Osborne Clarke comment
What should platforms, developers and publishers be considering in light of the Property (Digital Assets etc) Act and the Lakeman judgment? Both, arguably, will mean that clear contractual provisions between users and industry stakeholders are more important than ever. The removal of a formal barrier to recognising digital assets as property does not, by itself, transform in‑game items or accounts into freely transferable or inheritable property.
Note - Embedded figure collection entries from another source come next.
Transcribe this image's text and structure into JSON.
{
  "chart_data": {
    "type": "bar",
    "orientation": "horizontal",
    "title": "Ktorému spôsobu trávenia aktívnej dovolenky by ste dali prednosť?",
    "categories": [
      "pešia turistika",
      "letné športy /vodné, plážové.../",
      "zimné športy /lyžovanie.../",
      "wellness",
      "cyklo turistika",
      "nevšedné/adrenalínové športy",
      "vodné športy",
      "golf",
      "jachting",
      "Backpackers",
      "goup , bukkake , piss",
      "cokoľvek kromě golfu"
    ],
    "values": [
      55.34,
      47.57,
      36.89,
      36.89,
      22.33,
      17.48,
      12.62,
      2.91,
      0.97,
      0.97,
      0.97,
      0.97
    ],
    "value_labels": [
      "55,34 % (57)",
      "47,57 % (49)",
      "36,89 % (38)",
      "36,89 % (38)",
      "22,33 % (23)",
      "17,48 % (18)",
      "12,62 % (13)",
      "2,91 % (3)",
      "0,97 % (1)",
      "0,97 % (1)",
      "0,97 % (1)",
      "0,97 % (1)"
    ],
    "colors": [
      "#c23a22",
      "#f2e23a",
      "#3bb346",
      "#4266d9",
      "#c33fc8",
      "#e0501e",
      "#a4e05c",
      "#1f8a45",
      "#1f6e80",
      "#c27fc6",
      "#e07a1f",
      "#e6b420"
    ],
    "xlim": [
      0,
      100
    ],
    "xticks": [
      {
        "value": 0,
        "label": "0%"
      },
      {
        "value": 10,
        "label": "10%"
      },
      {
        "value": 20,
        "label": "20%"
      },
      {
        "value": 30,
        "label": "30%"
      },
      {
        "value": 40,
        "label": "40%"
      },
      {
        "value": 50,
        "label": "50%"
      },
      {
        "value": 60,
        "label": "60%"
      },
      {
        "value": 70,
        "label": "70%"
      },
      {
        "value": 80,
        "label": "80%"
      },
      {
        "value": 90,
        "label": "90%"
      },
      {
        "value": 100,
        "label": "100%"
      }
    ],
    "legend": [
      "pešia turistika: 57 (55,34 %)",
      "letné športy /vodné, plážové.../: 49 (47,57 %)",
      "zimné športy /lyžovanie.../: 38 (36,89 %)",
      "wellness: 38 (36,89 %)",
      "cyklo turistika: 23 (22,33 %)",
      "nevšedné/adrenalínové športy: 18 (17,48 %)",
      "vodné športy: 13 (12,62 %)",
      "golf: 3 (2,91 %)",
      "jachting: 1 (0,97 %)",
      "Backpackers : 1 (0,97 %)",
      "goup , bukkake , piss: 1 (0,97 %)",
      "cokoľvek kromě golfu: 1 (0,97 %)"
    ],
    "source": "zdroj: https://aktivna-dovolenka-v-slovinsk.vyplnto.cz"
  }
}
However, it has now become increasingly crucial, in practice, to ensure that rights are defined, described and restricted in end‑user licence agreements, platform terms and any supporting documentation.
If the intention is that digital accounts and in‑game content remain strictly personal and non‑transferable, those terms should clearly not only state this but also that there is no proprietary interest or "title" in the items themselves that passes to the user.
At the other end of the spectrum, at least one response to the Law Commission's consultation believed that an anticipated benefit of the new legislation is that it now clearly enables businesses to grant property rights in in-game items to players, potentially as a unique selling point to differentiate its offering from competitors.
In all cases, platforms, developers and publishers should treat the Property (Digital Assets etc) Act as an incentive to review their ToS and consumer‑facing messaging and to ensure that their treatment of digital accounts and in‑game assets is coherent and reflects their commercial intentions.
Hanga Juhasz, a trainee solicitor with Osborne Clarke, contributed to this Insight.